Rejecting autocracy as a form of government, Scherbatov wrote "yet there is torture, in which there are no other laws and regulations except for the insane self-will of the despot". The Russian views on legislation were a result of the practical work of Shcherbatov in various public institutions. Since the establishment of the new laws required a thorough examination of the subject, Shcherbatov believed that "laws should be composed by a few impartial people, reasonable, familiar, hardworking and devoted to state affairs ". Comparing laws in the various forms of government, Shcherbatov pointed out the advantage of the monarchy, which, having its solid established laws could provide for its citizens' security for their lives, property and tranquility.

Ideas about the state system received development in Shcherbatov's utopian work "A Journey to the Land of Ophyr". His main idea was that laws should be based on moral principles and the citizens of the state should honour first virtue, then law, and after that – the king and the authorities. Their lives are dependent, in the first place, on their natural freedom, and after that to their civil responsibilities, which do not try to limit the freedom save only to impose certain duties in relation to the society. In this sense, he believed that people should honour and obey the laws; relationships inside society lie on humane principles and respect for each other and for the monarch, wherein a framework may be created for social balance and political peace within the boundaries of the country.
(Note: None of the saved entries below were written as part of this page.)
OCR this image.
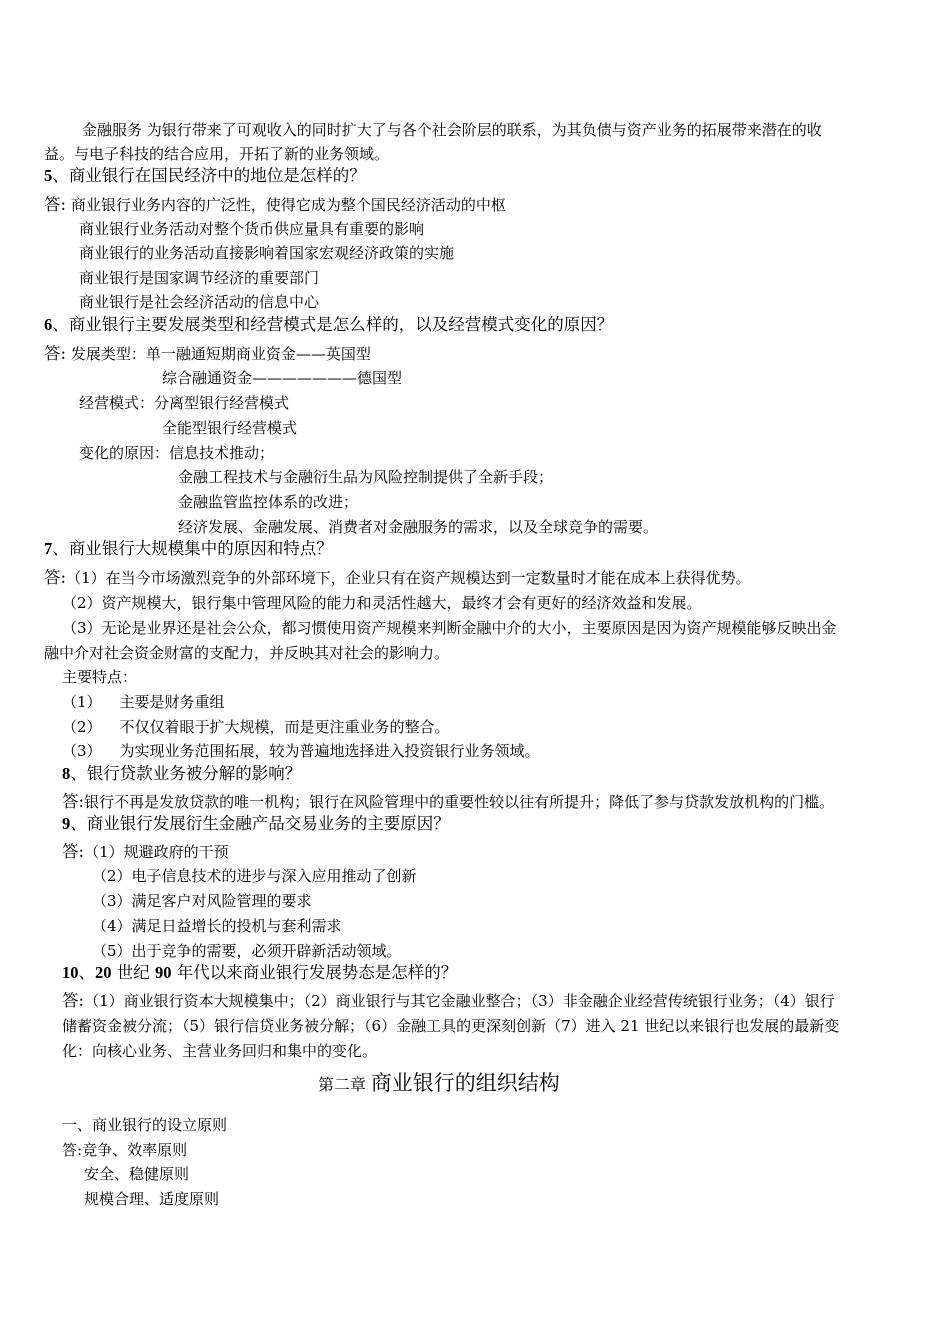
金融服务 为银行带来了可观收入的同时扩大了与各个社会阶层的联系，为其负债与资产业务的拓展带来潜在的收
益。与电子科技的结合应用，开拓了新的业务领域。
5、商业银行在国民经济中的地位是怎样的？
答: 商业银行业务内容的广泛性，使得它成为整个国民经济活动的中枢
商业银行业务活动对整个货币供应量具有重要的影响
商业银行的业务活动直接影响着国家宏观经济政策的实施
商业银行是国家调节经济的重要部门
商业银行是社会经济活动的信息中心
6、商业银行主要发展类型和经营模式是怎么样的，以及经营模式变化的原因？
答: 发展类型：单一融通短期商业资金——英国型
综合融通资金———————德国型
经营模式：分离型银行经营模式
全能型银行经营模式
变化的原因：信息技术推动；
金融工程技术与金融衍生品为风险控制提供了全新手段；
金融监管监控体系的改进；
经济发展、金融发展、消费者对金融服务的需求，以及全球竞争的需要。
7、商业银行大规模集中的原因和特点？
答:（1）在当今市场激烈竞争的外部环境下，企业只有在资产规模达到一定数量时才能在成本上获得优势。
（2）资产规模大，银行集中管理风险的能力和灵活性越大，最终才会有更好的经济效益和发展。
（3）无论是业界还是社会公众，都习惯使用资产规模来判断金融中介的大小，主要原因是因为资产规模能够反映出金
融中介对社会资金财富的支配力，并反映其对社会的影响力。
主要特点：
（1） 主要是财务重组
（2） 不仅仅着眼于扩大规模，而是更注重业务的整合。
（3） 为实现业务范围拓展，较为普遍地选择进入投资银行业务领域。
8、银行贷款业务被分解的影响？
答:银行不再是发放贷款的唯一机构；银行在风险管理中的重要性较以往有所提升；降低了参与贷款发放机构的门槛。
9、商业银行发展衍生金融产品交易业务的主要原因？
答:（1）规避政府的干预
（2）电子信息技术的进步与深入应用推动了创新
（3）满足客户对风险管理的要求
（4）满足日益增长的投机与套利需求
（5）出于竞争的需要，必须开辟新活动领域。
10、20 世纪 90 年代以来商业银行发展势态是怎样的？
答:（1）商业银行资本大规模集中；（2）商业银行与其它金融业整合；（3）非金融企业经营传统银行业务；（4）银行
储蓄资金被分流；（5）银行信贷业务被分解；（6）金融工具的更深刻创新（7）进入 21 世纪以来银行也发展的最新变
化：向核心业务、主营业务回归和集中的变化。
第二章 商业银行的组织结构
一、商业银行的设立原则
答:竞争、效率原则
安全、稳健原则
规模合理、适度原则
In that work, Shcherbatov developed his system for the prosperity and well-being of society, the basis of which lay in the idea that honor and respect for the monarch should not be rooted in any form of egoistic servility or hope of receiving a reward. He also supported the idea of a structure within society that is divided into several hierarchical classes, according to which the life of every citizen is regulated. At the top of the pyramid is the king, who should not be seen as almighty but as "the first among equals". Then come the landlords and merchants. The lowest is the class of peasants. Although they were not free, the legislation of the utopian state would require that their masters treat them humanely, provide for their needs, respect their work and refrain from harsh punishment.

Nowadays Scherbatov's ideas still attract the attention of Russian and foreign researchers of Russian conservatism movement and are fervently discussed in numerous books and articles.

==Private life==
Mikhail was married to his cousin, Princess Natalia Ivanovna Shcherbatova (1729—1798), the daughter of Prince Ivan Andreevich Shcherbatov (1696–1761), a prominent Russian diplomat at the Spanish, Ottoman, and British courts, and his wife, Praskovya Ivanovna Streshneva. Together, they had two sons and four daughters.